Adding to the pressure on Asian equity markets, surprisingly weak Chinese data on Wednesday pointed to slower growth in the world’s second-largest economy, a big market for Japan.
Shares of Fanuc Corp, which makes industrial robots, have tumbled 8.5% so far this month. The company saw a significant drop in its China sales for the fiscal year ended March 2019. China now accounts 19% of its overall sales, down from 30% a year ago.
Shares of servo motor maker Yaskawa Electric have dropped 9.2%, while Tokyo Electron and Advantest Corp are down around 7.5% each, underperforming a 5% drop in the Nikkei benchmark index.

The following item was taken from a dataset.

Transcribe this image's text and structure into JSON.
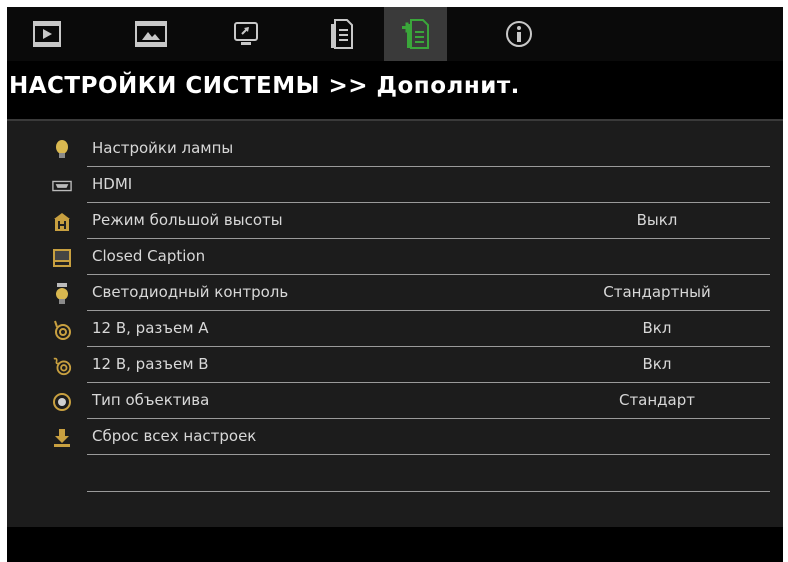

Machinery and exporters’ stocks are the most hit and will likely stay pressured in the next 2-3 months, said Naoki Kamiyama, chief strategist at Nikko Asset Management.
He said it now seemed farfetched to expect Trump and Chinese President Xi Jinping would reach a deal by the time they meet on the sidelines of a G20 gathering in late June.
Japanese-based Apple suppliers have also turned sharply lower, with Murata Manufacturing diving 16%, Alps Alpine plunging 15% and Minebea Mitsumi sliding 13%.
Construction equipment makers with heavy China exposure have also been hit.
Komatsu Ltd has dived 18%, while Hitachi Construction Machinery has plunged 16%. Komatsu expects a 15.3% drop in operating profit for this fiscal year due to weak sales from such regions as China and North America for its construction, mining and utility equipment.
Investors expect Japanese exporters’ earnings will remain under pressure. Japanese companies are likely to report a 1% drop in pretax profits this fiscal year through March, Daiwa Securities said, while machinery firms are expected to see a 14% drop and precision equipment makers are seen posting a 9% fall.
According to BoFA Merrill, global fund managers’ Japan equity allocation showed that global investors have no plan to go overweight on Japan over the next 12 months as the profit outlook for Japanese equities has continued to deteriorate.
On top of weak earnings concerns, there is another worry about Japan’s weak EPS which has a correlation with trade data, said Shusuke Yamada, a FX/Equity strategist at Bank of America Merrill Lynch, referring to the earnings-per-share standard measure of equity returns.
He said that there is no room for Japan’s monetary policy to loosen further and the country’s population is not growing. Japan’s economy relies heavily on the global economy, so there is no domestic reason to buy Japanese stocks now.